Stenberg’s graphs presumably show the contributor count growing over time, which is accurate and positive. What they likely also show, if you look carefully, is that the commit frequency attributable to the core team has remained the structural backbone of the project regardless of external contribution volume. That asymmetry is something any developer building a long-lived open-source project should plan for rather than be surprised by.

Test Suite Growth as Confidence Infrastructure

curl’s test suite now contains over 1,500 tests. The growth of that suite over time is one of the more important signals in the entire collection of graphs, because it tracks something that is harder to fake than any other metric: the project’s capacity to make changes without regressing existing behavior.

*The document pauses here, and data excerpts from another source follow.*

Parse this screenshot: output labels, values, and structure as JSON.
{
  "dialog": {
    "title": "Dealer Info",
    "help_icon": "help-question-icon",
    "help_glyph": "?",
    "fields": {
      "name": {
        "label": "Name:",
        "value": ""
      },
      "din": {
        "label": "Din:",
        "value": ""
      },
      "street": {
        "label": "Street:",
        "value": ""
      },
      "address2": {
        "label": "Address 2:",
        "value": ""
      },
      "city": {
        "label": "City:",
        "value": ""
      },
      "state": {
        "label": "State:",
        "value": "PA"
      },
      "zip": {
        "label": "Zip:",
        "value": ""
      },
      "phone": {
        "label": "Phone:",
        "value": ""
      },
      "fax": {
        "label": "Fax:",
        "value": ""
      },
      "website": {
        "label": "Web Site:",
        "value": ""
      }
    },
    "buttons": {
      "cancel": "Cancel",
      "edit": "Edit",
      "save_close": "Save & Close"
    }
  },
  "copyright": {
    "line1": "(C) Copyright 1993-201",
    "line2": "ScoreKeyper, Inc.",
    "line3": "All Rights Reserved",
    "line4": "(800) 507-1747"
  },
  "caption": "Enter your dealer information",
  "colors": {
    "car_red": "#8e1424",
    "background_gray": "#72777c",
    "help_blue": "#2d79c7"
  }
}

A test suite that grows alongside a codebase means that each new feature came with regression coverage, and that each bug fix came with a test that would have caught the original bug. This is not universal even in well-maintained projects. It requires sustained discipline over years, because the incentive to ship a fix without writing the test is always present and always locally rational. The accumulation of 1,500 tests over 28 years represents a kind of deferred investment; each individual test cost time to write, and the return is a codebase where changes can be made with some confidence.

curl runs this test suite across an extensive CI matrix covering many platforms and compiler configurations. For a library used in billions of devices, including Android, iOS, and a large number of embedded systems, that coverage matters. The cost of a regression in curl is not a bug in a single application; it is a bug in every application that uses the library, on every platform that runs it.

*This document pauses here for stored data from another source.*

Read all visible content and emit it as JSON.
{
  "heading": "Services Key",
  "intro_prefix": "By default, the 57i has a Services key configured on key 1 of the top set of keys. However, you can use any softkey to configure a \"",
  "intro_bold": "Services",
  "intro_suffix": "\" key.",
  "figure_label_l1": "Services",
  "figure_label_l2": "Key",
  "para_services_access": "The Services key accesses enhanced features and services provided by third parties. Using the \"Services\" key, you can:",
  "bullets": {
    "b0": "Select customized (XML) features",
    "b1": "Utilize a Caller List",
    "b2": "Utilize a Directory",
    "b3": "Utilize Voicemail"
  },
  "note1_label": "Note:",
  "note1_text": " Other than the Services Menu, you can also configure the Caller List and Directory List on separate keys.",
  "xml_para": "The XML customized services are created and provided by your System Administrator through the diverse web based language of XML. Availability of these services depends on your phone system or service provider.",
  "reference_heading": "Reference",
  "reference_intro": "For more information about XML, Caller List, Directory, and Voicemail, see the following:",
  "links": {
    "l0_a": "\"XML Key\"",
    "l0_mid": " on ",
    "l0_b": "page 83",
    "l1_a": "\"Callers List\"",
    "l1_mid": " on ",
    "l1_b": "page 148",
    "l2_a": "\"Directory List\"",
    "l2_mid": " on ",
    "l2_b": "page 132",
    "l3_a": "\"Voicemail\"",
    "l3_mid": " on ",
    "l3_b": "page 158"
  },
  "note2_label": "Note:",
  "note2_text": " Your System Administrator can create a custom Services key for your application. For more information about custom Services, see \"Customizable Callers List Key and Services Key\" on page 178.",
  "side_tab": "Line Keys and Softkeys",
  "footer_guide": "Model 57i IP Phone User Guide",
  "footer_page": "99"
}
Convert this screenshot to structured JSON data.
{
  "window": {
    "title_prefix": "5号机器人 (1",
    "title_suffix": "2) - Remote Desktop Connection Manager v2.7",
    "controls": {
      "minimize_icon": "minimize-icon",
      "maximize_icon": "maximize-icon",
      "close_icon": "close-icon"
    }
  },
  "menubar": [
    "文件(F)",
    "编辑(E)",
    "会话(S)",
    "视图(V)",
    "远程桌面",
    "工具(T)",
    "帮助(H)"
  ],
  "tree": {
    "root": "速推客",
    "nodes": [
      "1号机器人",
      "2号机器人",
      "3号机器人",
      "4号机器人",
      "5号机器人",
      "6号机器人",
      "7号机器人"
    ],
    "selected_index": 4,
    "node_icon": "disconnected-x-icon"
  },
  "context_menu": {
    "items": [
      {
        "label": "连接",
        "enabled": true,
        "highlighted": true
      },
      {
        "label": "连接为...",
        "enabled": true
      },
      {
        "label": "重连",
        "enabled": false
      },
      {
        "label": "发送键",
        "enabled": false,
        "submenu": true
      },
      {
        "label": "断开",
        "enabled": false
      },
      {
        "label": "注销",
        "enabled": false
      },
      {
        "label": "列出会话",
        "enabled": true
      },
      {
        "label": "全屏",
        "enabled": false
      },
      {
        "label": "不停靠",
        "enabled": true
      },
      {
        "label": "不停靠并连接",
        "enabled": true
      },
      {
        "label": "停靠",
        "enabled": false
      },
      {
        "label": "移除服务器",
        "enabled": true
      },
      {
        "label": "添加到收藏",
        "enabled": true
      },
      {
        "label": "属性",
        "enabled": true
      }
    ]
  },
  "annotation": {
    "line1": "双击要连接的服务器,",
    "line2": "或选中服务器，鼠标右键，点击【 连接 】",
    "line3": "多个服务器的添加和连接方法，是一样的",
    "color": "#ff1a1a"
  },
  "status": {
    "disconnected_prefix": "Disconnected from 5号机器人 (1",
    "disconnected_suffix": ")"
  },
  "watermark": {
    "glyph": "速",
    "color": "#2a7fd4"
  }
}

Security Transparency vs. Security Silence

The CVE history graphs are where curl looks most distinctive when compared to similar projects. curl publishes its security history openly at curl.se/docs/security.html, with detailed descriptions of each vulnerability, its severity, the affected versions, and the fix. The graph of CVEs over time does not show a flatline; there have been genuine security bugs over the years, some of them significant.

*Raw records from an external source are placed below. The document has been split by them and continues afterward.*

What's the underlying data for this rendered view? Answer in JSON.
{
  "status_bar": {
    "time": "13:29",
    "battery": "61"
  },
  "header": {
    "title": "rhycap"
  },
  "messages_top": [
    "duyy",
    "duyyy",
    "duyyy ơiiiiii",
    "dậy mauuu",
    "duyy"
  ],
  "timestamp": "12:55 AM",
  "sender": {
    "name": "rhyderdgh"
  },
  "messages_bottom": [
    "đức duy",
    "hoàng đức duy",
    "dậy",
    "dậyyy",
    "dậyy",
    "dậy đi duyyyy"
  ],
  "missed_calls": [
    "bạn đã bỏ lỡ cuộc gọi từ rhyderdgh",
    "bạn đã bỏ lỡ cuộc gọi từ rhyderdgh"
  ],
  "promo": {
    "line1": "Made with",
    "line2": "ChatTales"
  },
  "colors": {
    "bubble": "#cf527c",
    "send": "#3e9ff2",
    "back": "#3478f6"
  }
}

The project’s approach to these vulnerabilities is the interesting part. Rather than treating each CVE as a reputational event to be minimized, curl has consistently published thorough writeups, coordinated with downstream distributors, and maintained a public record. The result is that the CVE history is a feature rather than an embarrassment. A project with no published CVEs over 28 years of development is not a project with no vulnerabilities; it is a project that handles vulnerabilities quietly. Security researchers and downstream consumers know the difference.

This transparency creates an interesting dynamic with the release cadence. Security fixes in curl often ship in a coordinated release, with advance notice to major distributors, followed by public disclosure on the release date. The process is documented and repeatable. That kind of operational discipline around security disclosure does not happen by accident; it requires having thought through the process before a vulnerability is found, not while responding to one.

What the Data Discipline Teaches

The deepest thing Stenberg’s hundred graphs reveal is not any specific metric. It is that someone has been tracking these things, consistently and carefully, for nearly three decades. You cannot produce this kind of longitudinal data without having cared about it from early on, and that carefulness about measurement reflects a broader attitude toward the project.

Developers building software intended to last should take the tracking question seriously from the beginning. What metrics would you want to look back on in ten years? Release cadence, yes. Test coverage, yes. Contributor patterns, yes. But also: how are you handling security disclosures? How is your backwards compatibility holding up? What is the ratio of new features to maintenance work, and is it where you want it to be?

curl at 28 years is exceptional not primarily because of its technical decisions, though those have been sound, but because of the consistency of its maintenance culture. The graphs are evidence of that consistency. A hundred graphs of coherent, meaningful data about a software project is a thing almost no project produces, and the reason curl can is not luck.